Security Analysis

Is Privnote Safe?

A thorough, honest assessment of Privnote's security model — what it protects, what it does not, and how to use it safely.

Security Assessment Summary

Good
For everyday use
Passwords, codes, temporary info
Moderate
For sensitive data
Use with password + separate channel
Insufficient
For classified data
Use Signal, Bitwarden Send instead

How Privnote Encrypts Your Notes

Encryption and cybersecurity

Privnote uses a client-side encryption model, which means your note is encrypted in your browser before it is transmitted to Privnote's servers. This is an important distinction from services that encrypt data only during transmission (HTTPS) but store it in readable form on the server.

The Encryption Architecture

When you create a note, Privnote's JavaScript code encrypts the text in your browser using a randomly generated encryption key. The encrypted note is then sent to Privnote's server for temporary storage. The encryption key itself is embedded in the URL as a fragment identifier — the portion of the URL after the # symbol.

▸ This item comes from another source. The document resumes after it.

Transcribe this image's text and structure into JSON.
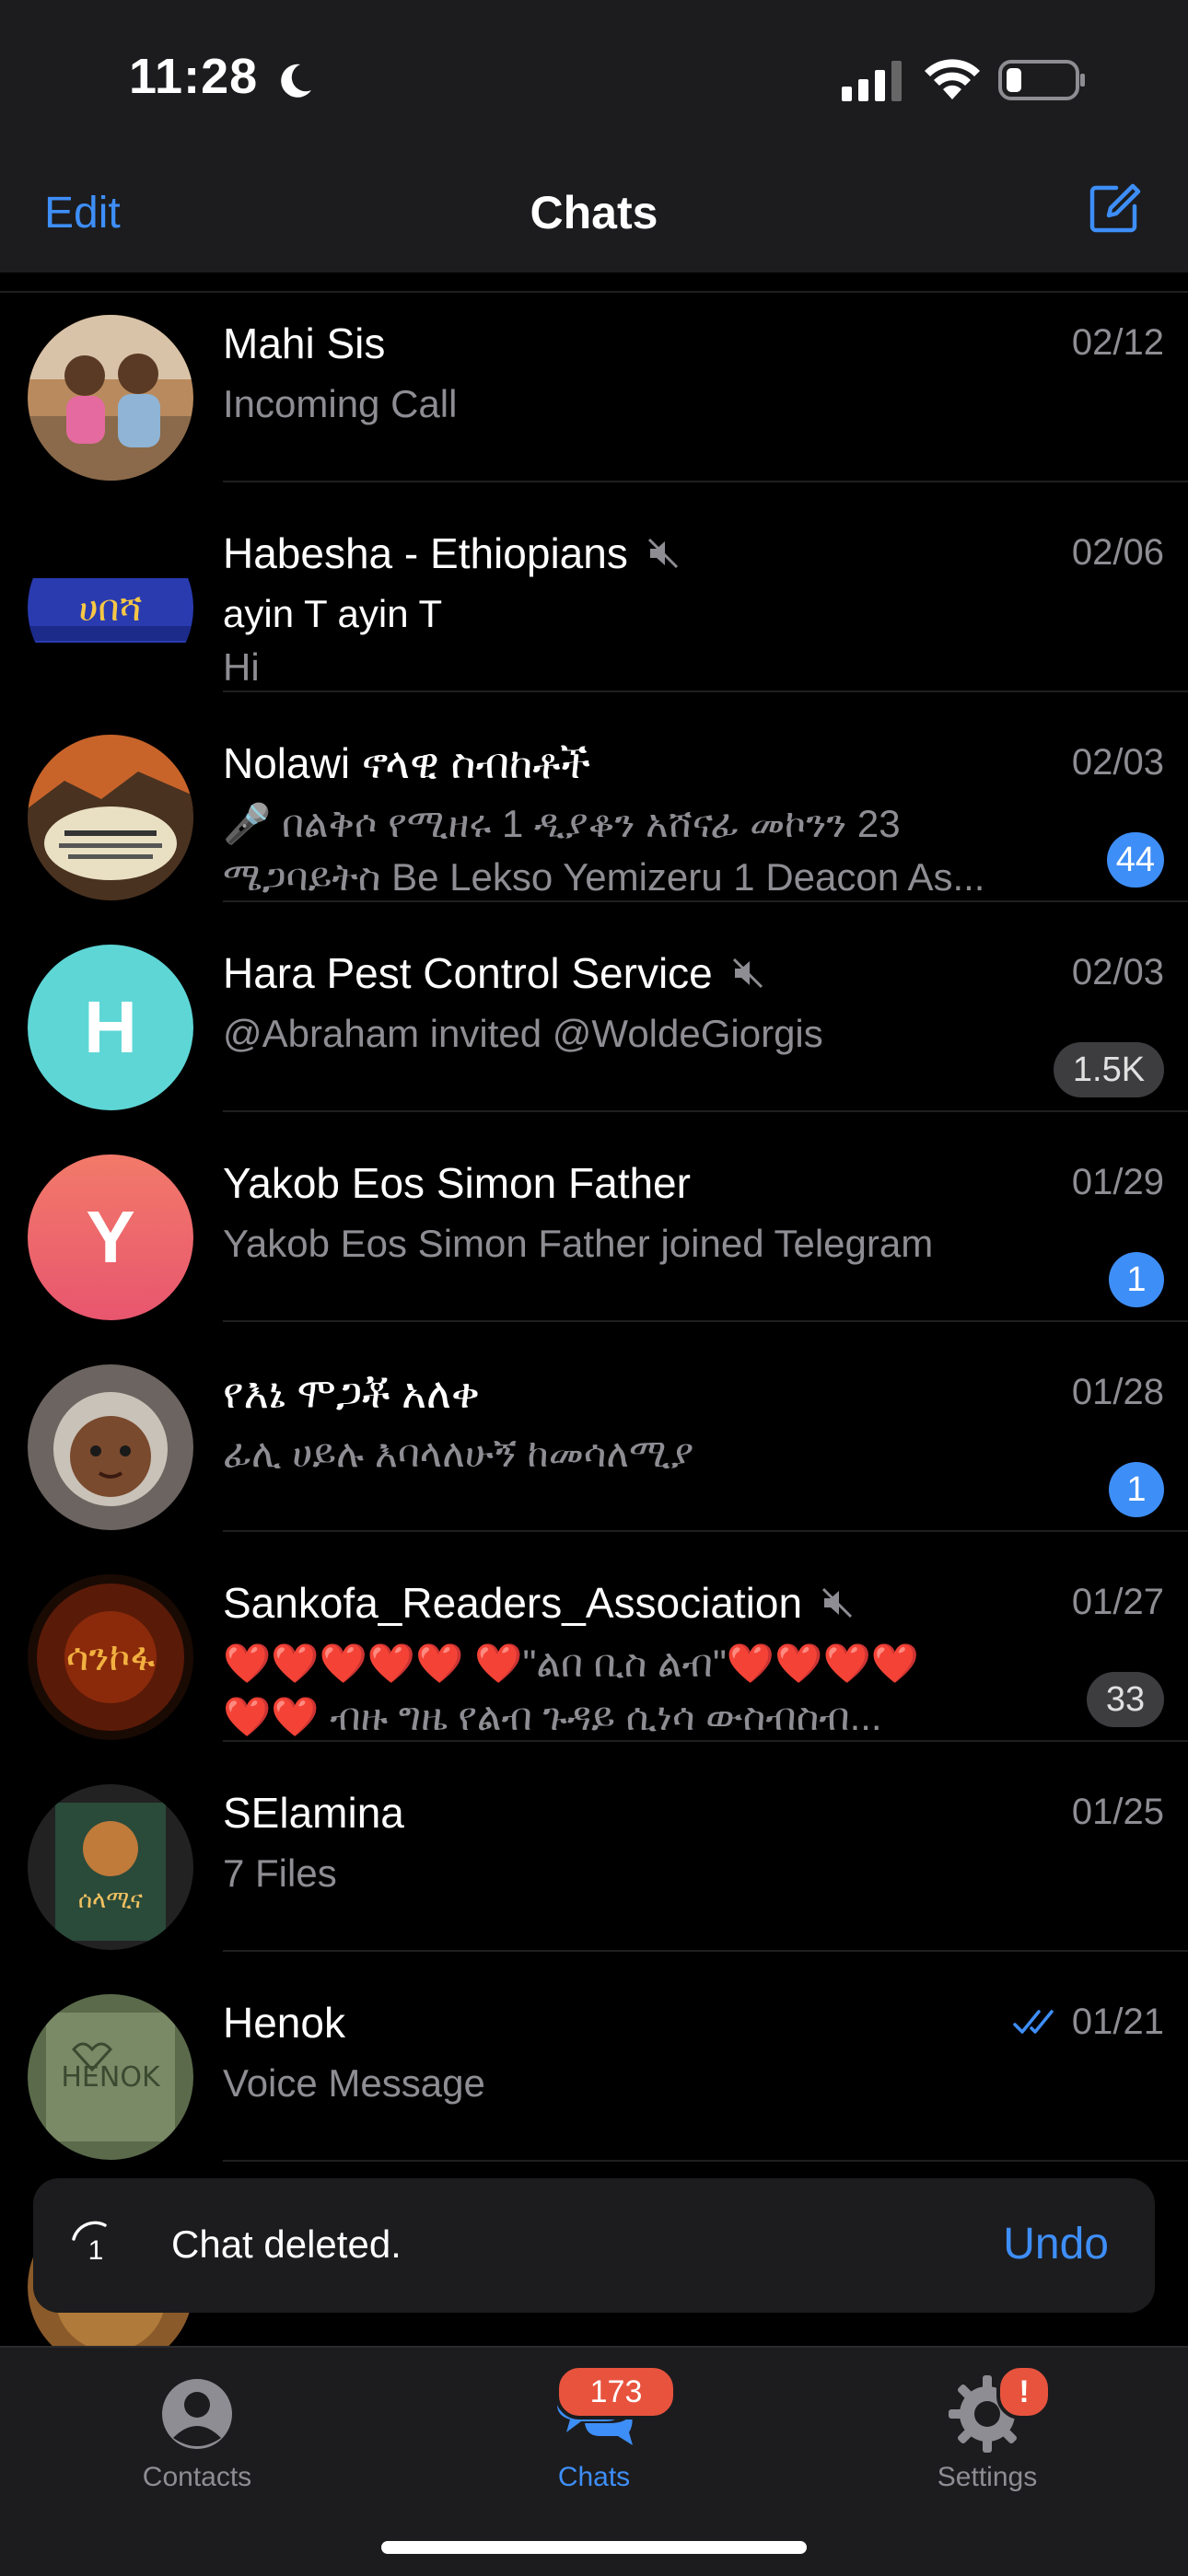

URL fragments are a critical part of this security model. When a browser navigates to a URL, the fragment (the part after #) is processed locally by the browser and is never sent to the web server. This means Privnote's servers receive the encrypted note but never receive the key needed to decrypt it. In theory, Privnote's servers cannot read your note even if they wanted to.

HTTPS Protection

All communication between your browser and Privnote's servers is protected by HTTPS (TLS encryption). This prevents network-level interception of your note during transmission. However, HTTPS only protects data in transit — it does not protect data stored on the server. This is why the client-side encryption is important.

Password Encryption

When you add a manual password, it is used as an additional encryption key. The note is encrypted with both the random key (embedded in the URL) and your password. This means that even if someone obtains the URL, they cannot read the note without also knowing the password. This is the strongest security configuration Privnote offers.

Known Security Risks

⚠ Phishing Clone Sites

The most serious documented risk with Privnote is the existence of phishing clones. Sites like privnotes.com (note the extra 's') are designed to look identical to Privnote but intercept your messages before delivering them. These clones have been documented stealing Bitcoin wallet addresses and other sensitive information by replacing the content of notes before delivery. Always verify you are on privnote.com.

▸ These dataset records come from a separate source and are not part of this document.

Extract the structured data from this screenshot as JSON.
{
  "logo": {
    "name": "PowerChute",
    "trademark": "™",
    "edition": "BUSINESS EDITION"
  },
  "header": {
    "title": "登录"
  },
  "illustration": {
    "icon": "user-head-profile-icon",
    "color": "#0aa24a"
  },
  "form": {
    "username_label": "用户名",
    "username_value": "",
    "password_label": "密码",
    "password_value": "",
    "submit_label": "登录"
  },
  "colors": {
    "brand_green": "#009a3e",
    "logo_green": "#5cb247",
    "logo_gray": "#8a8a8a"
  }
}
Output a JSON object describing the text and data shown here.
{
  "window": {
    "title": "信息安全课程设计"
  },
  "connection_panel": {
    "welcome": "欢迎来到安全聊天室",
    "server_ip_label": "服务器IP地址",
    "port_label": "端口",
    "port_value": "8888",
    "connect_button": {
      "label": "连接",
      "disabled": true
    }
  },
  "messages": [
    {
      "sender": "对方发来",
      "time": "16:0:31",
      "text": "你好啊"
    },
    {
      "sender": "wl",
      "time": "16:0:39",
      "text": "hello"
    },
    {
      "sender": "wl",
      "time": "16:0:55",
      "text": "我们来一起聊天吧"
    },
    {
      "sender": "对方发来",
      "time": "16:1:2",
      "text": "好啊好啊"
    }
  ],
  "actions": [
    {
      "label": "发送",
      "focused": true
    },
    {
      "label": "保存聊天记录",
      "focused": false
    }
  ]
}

⚠ Screenshot and Copy Risk

Privnote cannot prevent the recipient from taking a screenshot, copying the text, or recording the screen. Once the message is displayed, the information is in the recipient's hands. The self-destruction prevents re-access via the link but does not prevent the recipient from preserving the content by other means.

⚠ Link Interception

If someone intercepts the Privnote link before the intended recipient opens it, they can read the note and the intended recipient will find it already destroyed. Links can be intercepted through compromised email accounts, malware, or insecure communication channels. Using password protection mitigates this risk significantly.

ℹ Server Trust

You must trust that Privnote's servers actually delete notes after reading and handle the encrypted data responsibly. Privnote is not open-source, so independent verification of these claims is limited. For most use cases this is an acceptable level of trust, but for highly sensitive data, consider open-source alternatives.

Maximizing Your Security with Privnote

01

Always verify the domain

Before typing any sensitive information, confirm the URL shows exactly "privnote.com" in your browser's address bar. Look for the padlock icon indicating HTTPS. Never use a Privnote link from an untrusted source without verifying it leads to privnote.com.

02

Use passwords for sensitive notes

Always add a password to notes containing credentials, financial data, or personal information. Send the password through a completely separate channel — never in the same email or message as the link.

03

Enable destruction notifications

For important notes, enable email notifications. If you receive a notification before the expected recipient has had time to read it, treat the information as potentially compromised and take appropriate action.

04

Warn recipients in advance

Before sending a Privnote link, let the recipient know it is coming. This prevents them from ignoring the link, accidentally opening it at the wrong time, or missing the window before expiration.